Ia menjelaskan tentang Alquran, rahasia-rahasianya, dan makrifat yang dikandungnya. Ia juga mengutip riwayat dari para imam sebelumnya tentang keagungan Alquran.
Hussein ibn Ahmad al-Minqari berkata, “Aku mendengar dari Imam Musa ibn Jakfar a.s.yang berkata, ‘barang siapa yang merasa cukup dengan satu ayat Alquran dan menganggap itu cukup untuk menjaga dirinya, maka satu ayat itu sudah cukup baginya dari Timur sampai Barat dengan syarat ia beriman dan yakin kepadanya.”
Imam Kazhim mengajarkan pelajaran penting tentang kandungan Alquran kepada salah satu muridnya, Hisham ibn Hakam di mana sebagian dari pelajaran itu dimuat dalam kitab Tuhaf al-Uqul. Ia mengajarkan muridnya itu mengenai teologi dan kedudukan akal dengan menggunakan 20 ayat dari Alquran.
Imam Kazhim berkata kepada Hisham, “Sesungguhnya Allah Swt memberikan kabar gembira kepada orang-orang yang menggunakan akalnya dalam kitabnya dan berfirman, ‘… sebab itu sampaikanlah berita itu kepada hamba-hamba-Ku, yang mendengarkan perkataan lalu mengikuti apa yang paling baik di antaranya. Mereka itulah orang-orang yang telah diberi Allah petunjuk dan mereka itulah orang-orang yang mempunyai akal.’” (QS: Az-Zumar, ayat 17-18)
Jelas bahwa keteguhan dan sikap konsisten di jalan kebenaran memerlukan sebuah pijakan yang kuat. Berdasarkan ajaran Alquran, sandaran terbaik para pencari kebenaran adalah Allah Swt. Dia meminta manusia untuk meminta pertolongan dengan sabar dan shalat.

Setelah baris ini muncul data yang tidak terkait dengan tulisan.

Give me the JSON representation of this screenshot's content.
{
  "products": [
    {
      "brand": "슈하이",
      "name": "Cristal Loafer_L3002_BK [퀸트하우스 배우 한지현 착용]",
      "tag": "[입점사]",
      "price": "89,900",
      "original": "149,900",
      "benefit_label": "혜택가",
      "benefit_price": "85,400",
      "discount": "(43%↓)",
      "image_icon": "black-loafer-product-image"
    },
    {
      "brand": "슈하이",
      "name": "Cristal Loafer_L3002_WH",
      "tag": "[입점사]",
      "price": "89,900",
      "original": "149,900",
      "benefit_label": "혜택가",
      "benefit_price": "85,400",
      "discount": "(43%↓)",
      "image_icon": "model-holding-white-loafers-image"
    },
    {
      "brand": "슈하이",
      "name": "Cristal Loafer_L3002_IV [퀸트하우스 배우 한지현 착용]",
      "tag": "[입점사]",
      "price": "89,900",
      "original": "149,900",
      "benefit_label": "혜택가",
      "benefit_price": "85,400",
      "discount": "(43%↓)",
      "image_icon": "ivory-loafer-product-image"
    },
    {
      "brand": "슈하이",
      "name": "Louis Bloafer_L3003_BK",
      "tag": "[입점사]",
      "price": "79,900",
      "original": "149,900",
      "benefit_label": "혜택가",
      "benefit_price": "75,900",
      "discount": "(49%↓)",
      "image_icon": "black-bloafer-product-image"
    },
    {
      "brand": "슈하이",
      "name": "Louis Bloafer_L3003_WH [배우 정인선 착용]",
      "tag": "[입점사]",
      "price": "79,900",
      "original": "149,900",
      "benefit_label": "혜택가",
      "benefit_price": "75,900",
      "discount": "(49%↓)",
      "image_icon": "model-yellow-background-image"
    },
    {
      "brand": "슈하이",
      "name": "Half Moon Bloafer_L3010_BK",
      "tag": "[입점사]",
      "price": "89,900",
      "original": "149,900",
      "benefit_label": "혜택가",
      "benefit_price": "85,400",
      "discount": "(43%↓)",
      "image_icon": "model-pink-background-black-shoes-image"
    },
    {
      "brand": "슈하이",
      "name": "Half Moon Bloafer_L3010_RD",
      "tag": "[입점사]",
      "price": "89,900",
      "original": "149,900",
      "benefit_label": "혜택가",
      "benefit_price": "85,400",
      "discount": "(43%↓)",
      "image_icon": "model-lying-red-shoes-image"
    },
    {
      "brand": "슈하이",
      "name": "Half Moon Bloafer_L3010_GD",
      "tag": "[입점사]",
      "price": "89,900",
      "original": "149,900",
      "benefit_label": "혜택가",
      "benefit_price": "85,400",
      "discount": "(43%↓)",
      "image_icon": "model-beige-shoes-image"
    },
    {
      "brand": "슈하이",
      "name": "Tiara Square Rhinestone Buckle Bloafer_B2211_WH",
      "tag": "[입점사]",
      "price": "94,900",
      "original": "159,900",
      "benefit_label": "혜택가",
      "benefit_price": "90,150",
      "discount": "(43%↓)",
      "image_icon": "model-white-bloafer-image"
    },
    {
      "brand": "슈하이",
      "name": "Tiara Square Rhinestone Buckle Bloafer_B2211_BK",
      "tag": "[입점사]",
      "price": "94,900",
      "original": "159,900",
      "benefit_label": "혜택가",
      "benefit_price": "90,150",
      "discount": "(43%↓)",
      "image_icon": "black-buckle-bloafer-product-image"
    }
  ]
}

Dengan pedoman Alquran, Imam Kazhim a.s. bangkit melawan pemikiran-pemikiran menyimpang dan batil di tengah masyarakat, dan ia tidak pernah merasa takut terhadap orang-orang yang zalim. Ia menghabiskan malamnya dengan bertaubat dan beristighfar serta bersimpuh untuk waktu yang lama di hadapan Tuhan.